Devalued Workers, Reduced Profits – 3 Tips

Henry Ford once remarked: “Why is it that I always get the whole person when what I really want is a pair of hands?” Whether many of us are willing to admit it, this is too often the prevailing attitude toward those workers who carry out the most basic of tasks at our organizations. For one of my companies, this is the janitorial team members who clean nearly 10 million square feet of facilities each night. The temptation for our leadership team and me is to view our team members as merely robots programmed to get the job done, getting frustrated when the task is not completed exactly as instructed.

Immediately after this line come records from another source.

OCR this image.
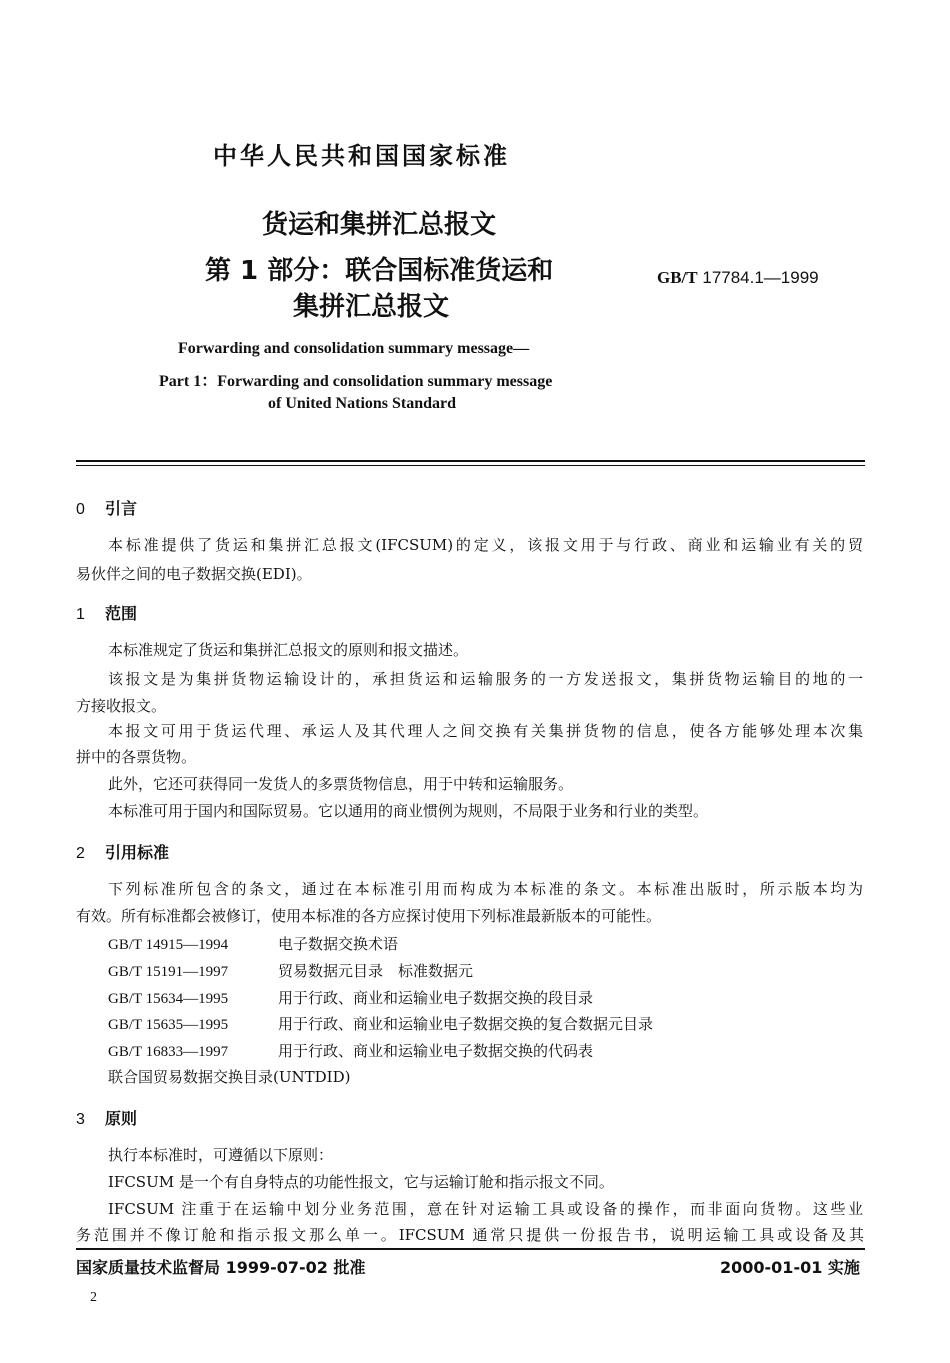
中华人民共和国国家标准
货运和集拼汇总报文
第 1 部分：联合国标准货运和
集拼汇总报文
GB/T 17784.1—1999
Forwarding and consolidation summary message—
Part 1：Forwarding and consolidation summary message
of United Nations Standard
0 引言
本标准提供了货运和集拼汇总报文(IFCSUM)的定义，该报文用于与行政、商业和运输业有关的贸
易伙伴之间的电子数据交换(EDI)。
1 范围
本标准规定了货运和集拼汇总报文的原则和报文描述。
该报文是为集拼货物运输设计的，承担货运和运输服务的一方发送报文，集拼货物运输目的地的一
方接收报文。
本报文可用于货运代理、承运人及其代理人之间交换有关集拼货物的信息，使各方能够处理本次集
拼中的各票货物。
此外，它还可获得同一发货人的多票货物信息，用于中转和运输服务。
本标准可用于国内和国际贸易。它以通用的商业惯例为规则，不局限于业务和行业的类型。
2 引用标准
下列标准所包含的条文，通过在本标准引用而构成为本标准的条文。本标准出版时，所示版本均为
有效。所有标准都会被修订，使用本标准的各方应探讨使用下列标准最新版本的可能性。
GB/T 14915—1994	电子数据交换术语
GB/T 15191—1997	贸易数据元目录　标准数据元
GB/T 15634—1995	用于行政、商业和运输业电子数据交换的段目录
GB/T 15635—1995	用于行政、商业和运输业电子数据交换的复合数据元目录
GB/T 16833—1997	用于行政、商业和运输业电子数据交换的代码表
联合国贸易数据交换目录(UNTDID)
3 原则
执行本标准时，可遵循以下原则：
IFCSUM 是一个有自身特点的功能性报文，它与运输订舱和指示报文不同。
IFCSUM 注重于在运输中划分业务范围，意在针对运输工具或设备的操作，而非面向货物。这些业
务范围并不像订舱和指示报文那么单一。IFCSUM 通常只提供一份报告书，说明运输工具或设备及其
国家质量技术监督局 1999-07-02 批准	2000-01-01 实施
2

But let’s face it, this frustration does us no good. In fact, treating our employees as machines only devalues them as persons, which will lower productivity and lead to decreased profits. When you hire an individual, regardless of skill or intelligence level, they have a desire to use their talents (whatever they may be) to achieve something meaningful. Viewing them as merely “a pair of hands” cuts against the grain and only makes management harder. Good leaders, on the other hand, realize the God-given desire rooted in each person and seek to connect that person with the work being done.

So how can you do this?

  • Promote the value of the work – Our employees must see the intrinsic value of the work they are performing. They must see how their work connects with the good being brought to society. Work is voluntary giving of your time in the service of another. If you divorce an employee’s work from the intrinsic value of the service provided to the end customer, you rob them of the dignity of their job. But when workers see the dignity and value of their job, productivity, performance, and retention soar. This is especially important among millennials, as studies indicate.
  • Give freedom within boundaries – True liberty is the ability to live freely within certain healthy restraints. The tension for employers is providing enough freedom to liberate workers to use their talents, but not so much leeway that the company as a whole is jeopardized. While this freedom/restraint tension is different for each company, it must be realized and honored. When employees don’t feel like slaves, job satisfaction and performance increase.
  • Treat the person as a person – As unpleasant as it often times may be, when you hire an individual, you get the WHOLE person – the good, bad, and the ugly. Our tendency is to say “Business is business…keep your personal life at home.” But let’s be real. This is just not the way life works. When “life” happens at home, it affects the person, which affects the job. Therefore, we must set our expectation to match this reality. Treating the employee as a person and not a business machine, will gain his/her respect and trust in you as a leader. Once again, this results in increased retention, morale, and long term productivity.

21st century companies must embrace these principles, even more so considering the growing millennial workforce. We want to pursue these goals because they are good and right in and of themselves. But secondarily, they increase morale, productivity, and profit. This is an example where putting people above profits can actually create more profit in the long run.